A New Perspective on Sexual Assault
I picked up a copy of Time magazine in the sauna the other day, and I nearly fell off the bench when I read the following passage:
“To understand why a campus can be a dangerous place for a young woman, it helps to watch something called the Frank video. It is a re-enactment of a conversation between a University of Massachusetts researcher and an actor portraying a study respondent.
“Here’s what a young college woman is up against:
“‘We’d be on the lookout for the good-looking girls, especially the freshmen,’ says the study participant.
“‘They were easy prey, and they wouldn’t know anything about drinking or how much alcohol they could handle, so you know they wouldn’t know anything about our techniques.’
“The young man goes on to explain those techniques:
“‘We’d invite them to the party … We’d get them drinking right away. We’d have kegs [of beer], but we always had some kind of punch also, you know, our own home brew. We’d make it with a real sweet juice and just pour in all kinds of alcohol.’
“The man goes on to describe removing the woman’s clothes. She tries pushing him off; he pushes her back down and uses his arm across her chest to pin her down while having intercourse.”
The Frank video was made by Dr. David Lisak, Associate Professor of Psychology and Director of the Men’s Sexual Trauma Research Center at the University of Massachusetts Boston.
The video is not available on the web, because it might be seen as a manual for rape, and it is intended to be shown only in an instructional context with a qualified discussion leader.
You can order it through Legal Momentum, the website of the Women’s Legal Defense and Education Fund.
According to the Legal Momentum website, “In one sample of 1,882 men… results revealed that 120 men had committed 483 rapes against women they knew. None of these rapes were ever reported.”
“Of these 120 rapists, 44 men committed a single act of rape and 76 were serial rapists who committed 439 rapes, an average of nearly six rapes per rapist.”
Since many rapists would never admit what they had done, even in an anonymous survey, we can only assume that these figures are on the conservative side.

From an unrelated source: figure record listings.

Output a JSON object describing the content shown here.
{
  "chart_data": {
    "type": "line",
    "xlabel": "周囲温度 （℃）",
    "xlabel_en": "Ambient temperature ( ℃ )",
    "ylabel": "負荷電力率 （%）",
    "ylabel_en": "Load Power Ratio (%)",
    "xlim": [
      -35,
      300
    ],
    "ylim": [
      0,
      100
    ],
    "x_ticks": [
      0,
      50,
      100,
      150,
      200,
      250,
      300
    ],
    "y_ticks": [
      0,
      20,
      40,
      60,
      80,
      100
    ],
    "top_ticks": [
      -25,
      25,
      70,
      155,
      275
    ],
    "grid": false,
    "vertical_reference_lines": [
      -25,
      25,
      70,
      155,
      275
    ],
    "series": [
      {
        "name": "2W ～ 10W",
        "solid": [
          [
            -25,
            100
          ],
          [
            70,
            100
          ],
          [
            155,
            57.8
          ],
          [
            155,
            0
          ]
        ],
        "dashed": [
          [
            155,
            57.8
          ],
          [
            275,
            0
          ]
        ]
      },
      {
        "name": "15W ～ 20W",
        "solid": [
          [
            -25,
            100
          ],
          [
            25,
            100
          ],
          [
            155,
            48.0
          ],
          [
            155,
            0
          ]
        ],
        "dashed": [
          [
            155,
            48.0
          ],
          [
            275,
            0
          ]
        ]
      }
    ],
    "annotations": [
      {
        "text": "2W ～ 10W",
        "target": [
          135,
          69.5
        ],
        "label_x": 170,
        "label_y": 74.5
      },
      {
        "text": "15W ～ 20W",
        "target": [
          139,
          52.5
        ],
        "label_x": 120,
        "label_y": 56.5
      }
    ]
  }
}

I think every student going off to college, male or female, should see this video with their parents and teachers and discuss the morality of deliberate, premeditated rape.
As Jimmy Stewart declared in the Philadelphia Story, after seeing home an intoxicated Katherine Hepburn, “There are rules about these things.” And there are laws, and then there’s something called honor.
As for Frank himself, the rules of the research study prevented researchers from even telling him he was a rapist. If it were up to me, he would be in the state pentitentiary at Cedar Junction, getting a new perspective on sexual assault.